Indian politics, reduced to minimalist, notional ideology, devoid of individual or party accountability, is peculiarly suited to coalitions. If there were accountability, the DMK's A Raja would not remain in Manmohan Singh's Cabinet. Because there is none, the current coalition will survive without either condemnation or confession. An occasional spot of PR-driven tinkering is all that is needed.

Sometimes alliance parties find it convenient to simulate conflict, but this is public posturing to satisfy populist opinion before an election. Bengal and Bihar are the new templates of posture-politics.

Mamata Banerjee would, ideally, like to marginalize Congress and usurp the Congress vote. But as long as Congress has some vote she cannot afford to destroy the alliance. There will be variations in the mathematics of the equation, which is perfectly reasonable, since even a municipal election jerks the kaleidoscope to induce new patterns. The entrails of Bengal's May municipal results must have been fully read by now, but a glaring fact was obvious very early: the Left Front did far better against Congress than against Trinamool. Mamata will consequently squabble for additional space, but she has not lost her political marbles.
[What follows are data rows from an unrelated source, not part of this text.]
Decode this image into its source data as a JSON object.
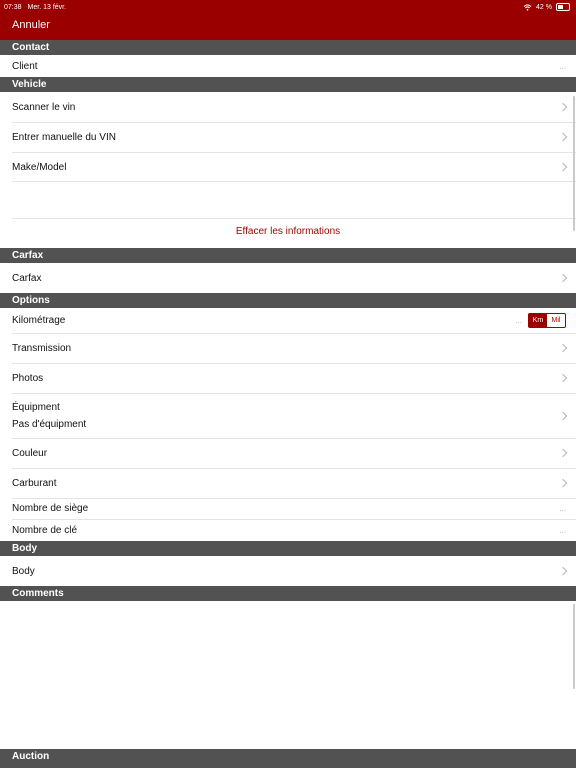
{
  "status_bar": {
    "time": "07:38",
    "date": "Mer. 13 févr.",
    "battery": "42 %"
  },
  "nav": {
    "cancel_label": "Annuler"
  },
  "sections": {
    "contact": "Contact",
    "vehicle": "Vehicle",
    "carfax": "Carfax",
    "options": "Options",
    "body": "Body",
    "comments": "Comments",
    "auction": "Auction"
  },
  "rows": {
    "client": "Client",
    "scan_vin": "Scanner le vin",
    "manual_vin": "Entrer manuelle du VIN",
    "make_model": "Make/Model",
    "carfax": "Carfax",
    "mileage": "Kilométrage",
    "transmission": "Transmission",
    "photos": "Photos",
    "equipment": "Équipment",
    "equipment_value": "Pas d'équipment",
    "color": "Couleur",
    "fuel": "Carburant",
    "seats": "Nombre de siège",
    "keys": "Nombre de clé",
    "body": "Body"
  },
  "placeholders": {
    "ellipsis": "..."
  },
  "unit_toggle": {
    "km": "Km",
    "mil": "Mil",
    "selected": "Km"
  },
  "clear_info_label": "Effacer les informations",
  "colors": {
    "brand": "#9b0000",
    "section_header": "#525252"
  }
}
She knows the tensile strength of her alliance with Congress and will not stretch it to breaking point. Nor does Congress care if her nickname in Delhi has become Derailways Minister. The game is political. A new game may or may not begin after the Bengal Assembly elections next year.

In Bihar, Nitish Kumar and the BJP are equipped with multi-megabyte calculators, which work on long-lasting batteries powered by mutually-beneficial ground reality. The photograph of a Nitish-Narendra Modi armshake was not exactly news to the Bihar voter. It made the front page much before the last general election. A substantial number of Muslims voted for Nitish Kumar in 2009 despite that photo because they wanted to thank him for keeping the peace as well as giving them jobs. They knew they were voting for the NDA. Since then, however, there has been some slippage in minority support for Nitish. Nitish's political gasp at the reappearance of the photo was an attempt to buy a few brownie points at easy rates, a familiar tactic of electoral politics. Similarly, the BJP's gruff huff and puff was intended to energize its own core vote. Neither party will win in Bihar if they split their support, and their leaders have tasted the comforts of office.
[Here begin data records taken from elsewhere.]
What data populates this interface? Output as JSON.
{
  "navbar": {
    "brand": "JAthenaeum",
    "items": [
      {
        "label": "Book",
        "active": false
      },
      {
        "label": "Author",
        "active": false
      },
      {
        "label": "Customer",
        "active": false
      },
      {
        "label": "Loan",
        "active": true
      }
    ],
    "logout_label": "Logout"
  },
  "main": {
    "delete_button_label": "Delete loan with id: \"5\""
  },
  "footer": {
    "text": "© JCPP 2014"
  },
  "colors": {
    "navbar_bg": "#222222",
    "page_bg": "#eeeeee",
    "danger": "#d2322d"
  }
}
The real conflicts in the UPA2 era are not inter-party but intra-party. The BJP has done signal service to news media over the past year, feeding it with a constant supply of stories about personal bickering such as the one over Jaswant Singh's Jinnah book. The author-MP's return to the party marks a partial restoration of sense but much more reparation is needed on the long road ahead to credibility. Congress, as the main ruling party, should have been happily becalmed.
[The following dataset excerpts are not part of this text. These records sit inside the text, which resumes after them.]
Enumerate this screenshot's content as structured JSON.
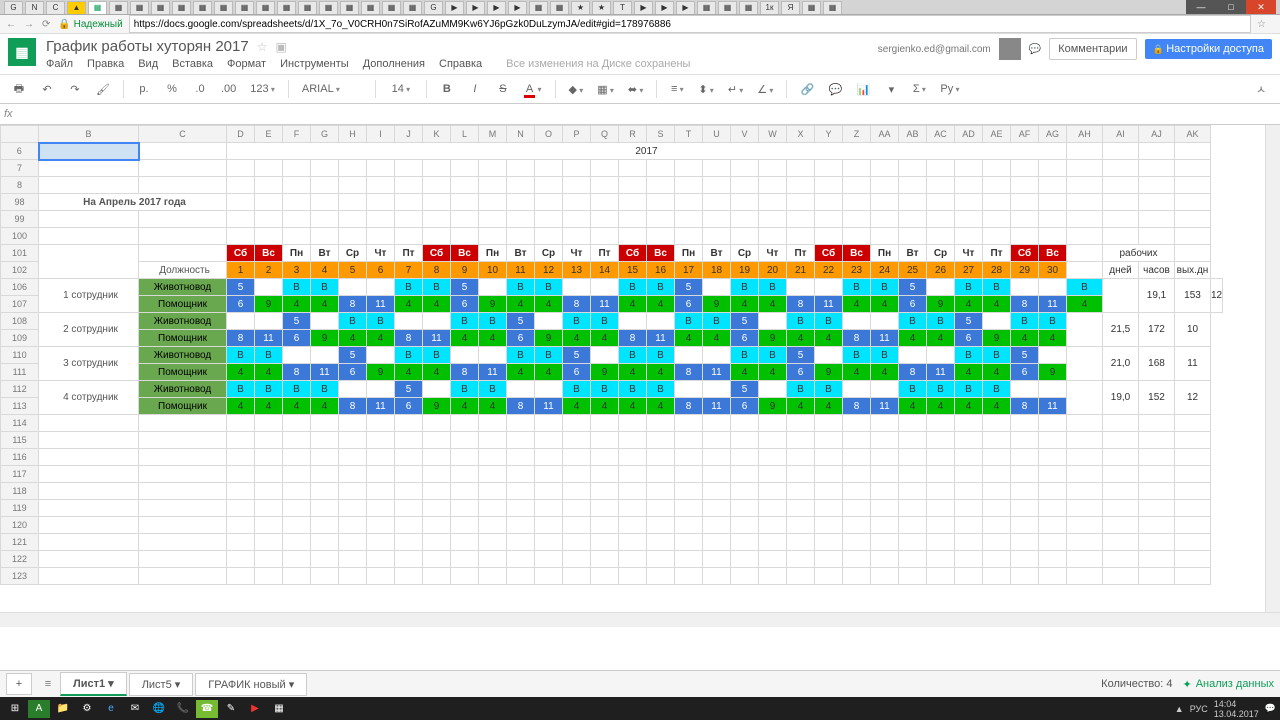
{
  "browser": {
    "url": "https://docs.google.com/spreadsheets/d/1X_7o_V0CRH0n7SiRofAZuMM9Kw6YJ6pGzk0DuLzymJA/edit#gid=178976886",
    "secure": "Надежный"
  },
  "doc": {
    "title": "График работы хуторян 2017",
    "user_email": "sergienko.ed@gmail.com",
    "saved": "Все изменения на Диске сохранены"
  },
  "menus": [
    "Файл",
    "Правка",
    "Вид",
    "Вставка",
    "Формат",
    "Инструменты",
    "Дополнения",
    "Справка"
  ],
  "buttons": {
    "comments": "Комментарии",
    "share": "Настройки доступа"
  },
  "toolbar": {
    "font": "ARIAL",
    "size": "14",
    "currency": "р.",
    "pct": "%",
    "dec1": ".0",
    "dec2": ".00",
    "num": "123",
    "bold": "B",
    "italic": "I",
    "strike": "S",
    "und": "A",
    "cyr": "Ру"
  },
  "columns": [
    "",
    "B",
    "C",
    "D",
    "E",
    "F",
    "G",
    "H",
    "I",
    "J",
    "K",
    "L",
    "M",
    "N",
    "O",
    "P",
    "Q",
    "R",
    "S",
    "T",
    "U",
    "V",
    "W",
    "X",
    "Y",
    "Z",
    "AA",
    "AB",
    "AC",
    "AD",
    "AE",
    "AF",
    "AG",
    "AH",
    "AI",
    "AJ",
    "AK"
  ],
  "rowHeaders": [
    "6",
    "7",
    "8",
    "98",
    "99",
    "100",
    "101",
    "102",
    "106",
    "107",
    "108",
    "109",
    "110",
    "111",
    "112",
    "113",
    "114",
    "115",
    "116",
    "117",
    "118",
    "119",
    "120",
    "121",
    "122",
    "123"
  ],
  "cells": {
    "year": "2017",
    "heading": "На Апрель 2017 года",
    "posLabel": "Должность",
    "pos": [
      "Животновод",
      "Помощник"
    ],
    "emp": [
      "1 сотрудник",
      "2 сотрудник",
      "3 сотрудник",
      "4 сотрудник"
    ],
    "dowRow": [
      "Сб",
      "Вс",
      "Пн",
      "Вт",
      "Ср",
      "Чт",
      "Пт",
      "Сб",
      "Вс",
      "Пн",
      "Вт",
      "Ср",
      "Чт",
      "Пт",
      "Сб",
      "Вс",
      "Пн",
      "Вт",
      "Ср",
      "Чт",
      "Пт",
      "Сб",
      "Вс",
      "Пн",
      "Вт",
      "Ср",
      "Чт",
      "Пт",
      "Сб",
      "Вс"
    ],
    "sumHead": {
      "top": "рабочих",
      "d": "дней",
      "h": "часов",
      "off": "вых.дн"
    },
    "e1": {
      "r1": [
        "5",
        "",
        "В",
        "В",
        "",
        "",
        "В",
        "В",
        "5",
        "",
        "В",
        "В",
        "",
        "",
        "В",
        "В",
        "5",
        "",
        "В",
        "В",
        "",
        "",
        "В",
        "В",
        "5",
        "",
        "В",
        "В",
        "",
        "",
        "В"
      ],
      "r2": [
        "6",
        "9",
        "4",
        "4",
        "8",
        "11",
        "4",
        "4",
        "6",
        "9",
        "4",
        "4",
        "8",
        "11",
        "4",
        "4",
        "6",
        "9",
        "4",
        "4",
        "8",
        "11",
        "4",
        "4",
        "6",
        "9",
        "4",
        "4",
        "8",
        "11",
        "4"
      ],
      "d": "19,1",
      "h": "153",
      "o": "12"
    },
    "e2": {
      "r1": [
        "",
        "",
        "5",
        "",
        "В",
        "В",
        "",
        "",
        "В",
        "В",
        "5",
        "",
        "В",
        "В",
        "",
        "",
        "В",
        "В",
        "5",
        "",
        "В",
        "В",
        "",
        "",
        "В",
        "В",
        "5",
        "",
        "В",
        "В"
      ],
      "r2": [
        "8",
        "11",
        "6",
        "9",
        "4",
        "4",
        "8",
        "11",
        "4",
        "4",
        "6",
        "9",
        "4",
        "4",
        "8",
        "11",
        "4",
        "4",
        "6",
        "9",
        "4",
        "4",
        "8",
        "11",
        "4",
        "4",
        "6",
        "9",
        "4",
        "4"
      ],
      "d": "21,5",
      "h": "172",
      "o": "10"
    },
    "e3": {
      "r1": [
        "В",
        "В",
        "",
        "",
        "5",
        "",
        "В",
        "В",
        "",
        "",
        "В",
        "В",
        "5",
        "",
        "В",
        "В",
        "",
        "",
        "В",
        "В",
        "5",
        "",
        "В",
        "В",
        "",
        "",
        "В",
        "В",
        "5",
        ""
      ],
      "r2": [
        "4",
        "4",
        "8",
        "11",
        "6",
        "9",
        "4",
        "4",
        "8",
        "11",
        "4",
        "4",
        "6",
        "9",
        "4",
        "4",
        "8",
        "11",
        "4",
        "4",
        "6",
        "9",
        "4",
        "4",
        "8",
        "11",
        "4",
        "4",
        "6",
        "9"
      ],
      "d": "21,0",
      "h": "168",
      "o": "11"
    },
    "e4": {
      "r1": [
        "В",
        "В",
        "В",
        "В",
        "",
        "",
        "5",
        "",
        "В",
        "В",
        "",
        "",
        "В",
        "В",
        "В",
        "В",
        "",
        "",
        "5",
        "",
        "В",
        "В",
        "",
        "",
        "В",
        "В",
        "В",
        "В",
        "",
        ""
      ],
      "r2": [
        "4",
        "4",
        "4",
        "4",
        "8",
        "11",
        "6",
        "9",
        "4",
        "4",
        "8",
        "11",
        "4",
        "4",
        "4",
        "4",
        "8",
        "11",
        "6",
        "9",
        "4",
        "4",
        "8",
        "11",
        "4",
        "4",
        "4",
        "4",
        "8",
        "11"
      ],
      "d": "19,0",
      "h": "152",
      "o": "12"
    }
  },
  "weekend": [
    0,
    1,
    7,
    8,
    14,
    15,
    21,
    22,
    28,
    29
  ],
  "dayCount": 30,
  "footer": {
    "tabs": [
      "Лист1",
      "Лист5",
      "ГРАФИК новый"
    ],
    "count": "Количество: 4",
    "analyze": "Анализ данных"
  },
  "tray": {
    "lang": "РУС",
    "time": "14:04",
    "date": "13.04.2017"
  }
}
But it has been restive, pushing unpopular policy decisions such as deregulation of petrol prices while its spokespersons shoot themselves in both feet with gold-medal accuracy. For the first time in years they seem to be happier abroad than in domestic TV studios. Congress is complacent because it believes that it has time to recover before the 2014 general election. The states have dropped off the radar because most of them are in a mess.

Congress is suffering from insurrection in Andhra Pradesh, abdication in Karnataka, uncertainty in Maharashtra, indifference in central India, bondage in Bengal, futility in Bihar and drift in Punjab. Its spirits are concentrated around a single hope, that Rahul Gandhi will engineer a miraculous rebirth by offering himself as candidate for UP chief minister in a diamond-versus-dimple election.

Regional parties need their share of headlines and so Mulayam Singh Yadav discovers ways in which to expel Amar Singh, while no soap opera could ever have the courage to script any serial akin to the inheritance wars of the DMK. It is perfectly logical that a feudal culture should breed feuds. There is calm in the one-woman party because its leaders cannot expel themselves. The glue of power melts only in the heat of public anger. Corruption, prices and Bhopal have induced a simmer, but it will need more heat to reach boiling point.